Wahrscheinlicher ist, dass Frankreich in der EU und im Euro-Währungssystem bleibt, aber als Spielverderber agiert. Dies würde den Zusammenhalt und die Stabilität der EU untergraben, die derzeit darum kämpft, sich gegen Russland zu einigen.

Sofern Macron nicht zurücktritt, was unwahrscheinlich erscheint, wird er Frankreich weiterhin auf internationalen Gipfeltreffen und EU-Treffen vertreten. Aber sofern es in den Umfragen nicht in letzter Minute zu einem Umschwung kommt, wird der amtierende französische Präsident bei der Wahl wahrscheinlich als stark unterlegene Figur hervorgehen.

Einige von Macrons europäischen Kollegen mögen das Bild in aller Stille bewundern. Aber die Gesamtauswirkungen des Niedergangs und der Wut Frankreichs auf Europa werden düster sein.

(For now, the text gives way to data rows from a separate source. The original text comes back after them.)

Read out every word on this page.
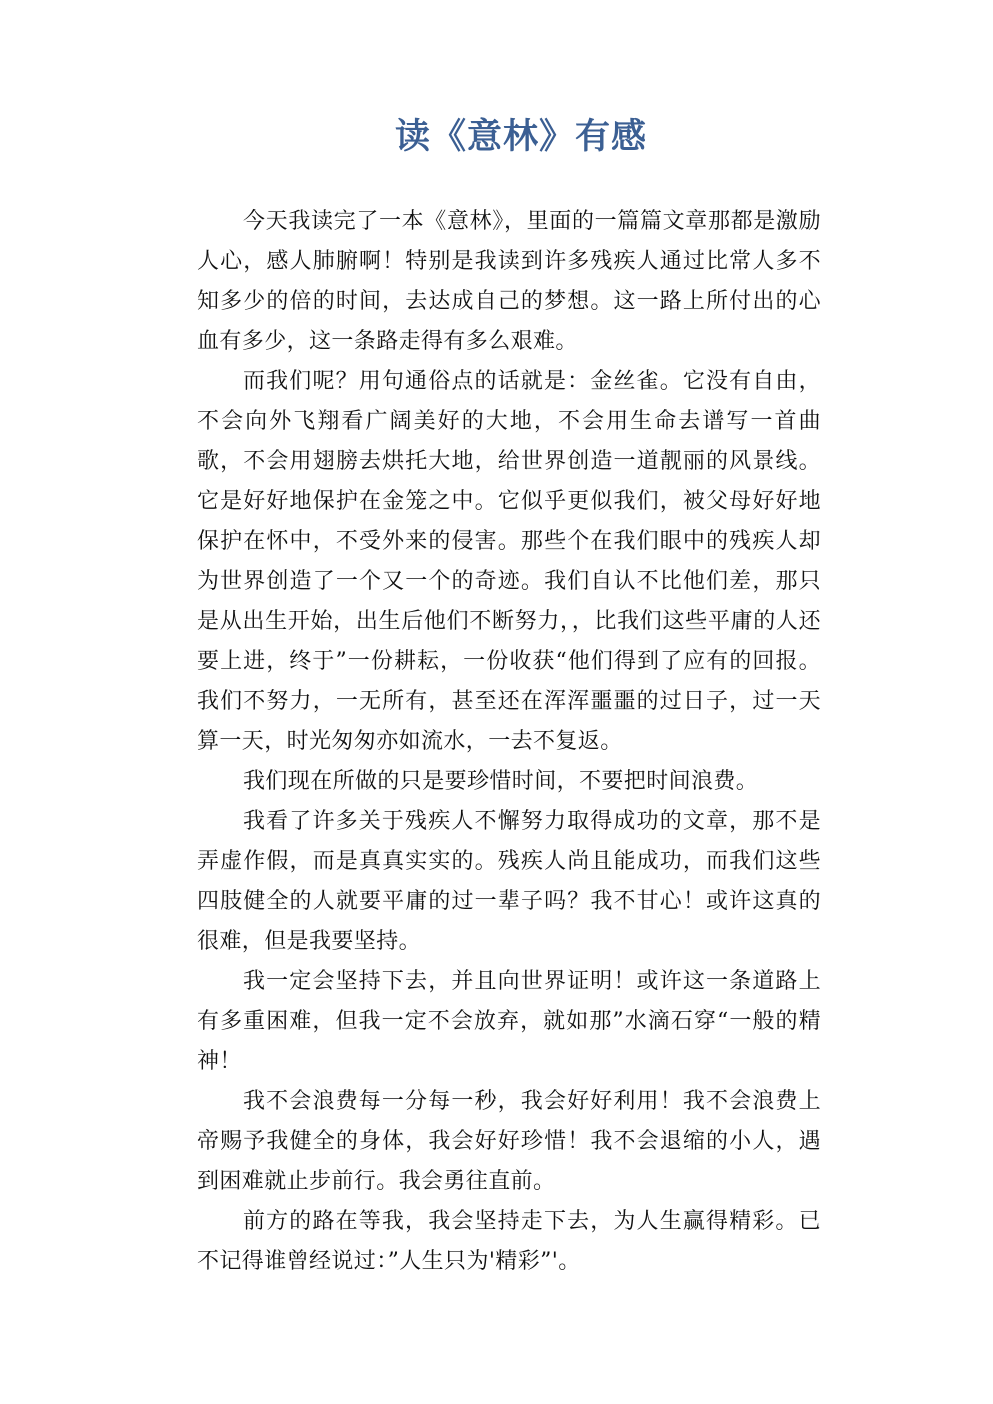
读《意林》有感

今天我读完了一本《意林》，里面的一篇篇文章那都是激励人心，感人肺腑啊！特别是我读到许多残疾人通过比常人多不知多少的倍的时间，去达成自己的梦想。这一路上所付出的心血有多少，这一条路走得有多么艰难。

而我们呢？用句通俗点的话就是：金丝雀。它没有自由，不会向外飞翔看广阔美好的大地，不会用生命去谱写一首曲歌，不会用翅膀去烘托大地，给世界创造一道靓丽的风景线。它是好好地保护在金笼之中。它似乎更似我们，被父母好好地保护在怀中，不受外来的侵害。那些个在我们眼中的残疾人却为世界创造了一个又一个的奇迹。我们自认不比他们差，那只是从出生开始，出生后他们不断努力，，比我们这些平庸的人还要上进，终于”一份耕耘，一份收获“他们得到了应有的回报。我们不努力，一无所有，甚至还在浑浑噩噩的过日子，过一天算一天，时光匆匆亦如流水，一去不复返。

我们现在所做的只是要珍惜时间，不要把时间浪费。

我看了许多关于残疾人不懈努力取得成功的文章，那不是弄虚作假，而是真真实实的。残疾人尚且能成功，而我们这些四肢健全的人就要平庸的过一辈子吗？我不甘心！或许这真的很难，但是我要坚持。

我一定会坚持下去，并且向世界证明！或许这一条道路上有多重困难，但我一定不会放弃，就如那”水滴石穿“一般的精神！

我不会浪费每一分每一秒，我会好好利用！我不会浪费上帝赐予我健全的身体，我会好好珍惜！我不会退缩的小人，遇到困难就止步前行。我会勇往直前。

前方的路在等我，我会坚持走下去，为人生赢得精彩。已不记得谁曾经说过：”人生只为'精彩”'。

Die ursprüngliche Idee der Nationalen Allianz bestand darin, der EU im Namen der französischen Souveränität entgegenzutreten. Aber in den letzten Jahren haben rechtsextreme Führer erkannt, dass ein harter Euroskeptizismus Wähler und Märkte verängstigen und entfremden kann. Nach der Niederlage bei der Präsidentschaftswahl 2017 gab Perikatan Nasional die Gespräche über einen Austritt aus der EU stillschweigend auf.

Eine Wirtschaftskrise, gepaart mit einer Konfrontation mit der EU und Deutschland, könnte dazu führen, dass die Nationale Allianz zu ihren nationalistischen und konfrontativen Instinkten zurückkehrt. Oder die Realität des Regierens könnte dazu führen, dass das Land Kompromisse mit der EU eingeht.

Wer gute Erinnerungen hat, wird sich an die Wirtschaftskrise in Frankreich Anfang der 1980er Jahre erinnern, als die sozialistische Regierung versuchte, eine radikal linke Agenda umzusetzen. Diese Krise gipfelte im Aufstieg von Jacques Delors, zunächst als französischer Finanzminister und später als Präsident der Europäischen Kommission. In Brüssel drängte Delors auf große Fortschritte bei der europäischen Integration und die Einführung des Euro.

Es ist unwahrscheinlich, dass sich die Geschichte genau auf die gleiche Weise wiederholt. Ebenso hat die jahrzehntelange Erfahrung gezeigt, dass es falsch sein kann, davon auszugehen, dass die EU nicht in der Lage ist, scheinbar tödliche Bedrohungen zu überwinden.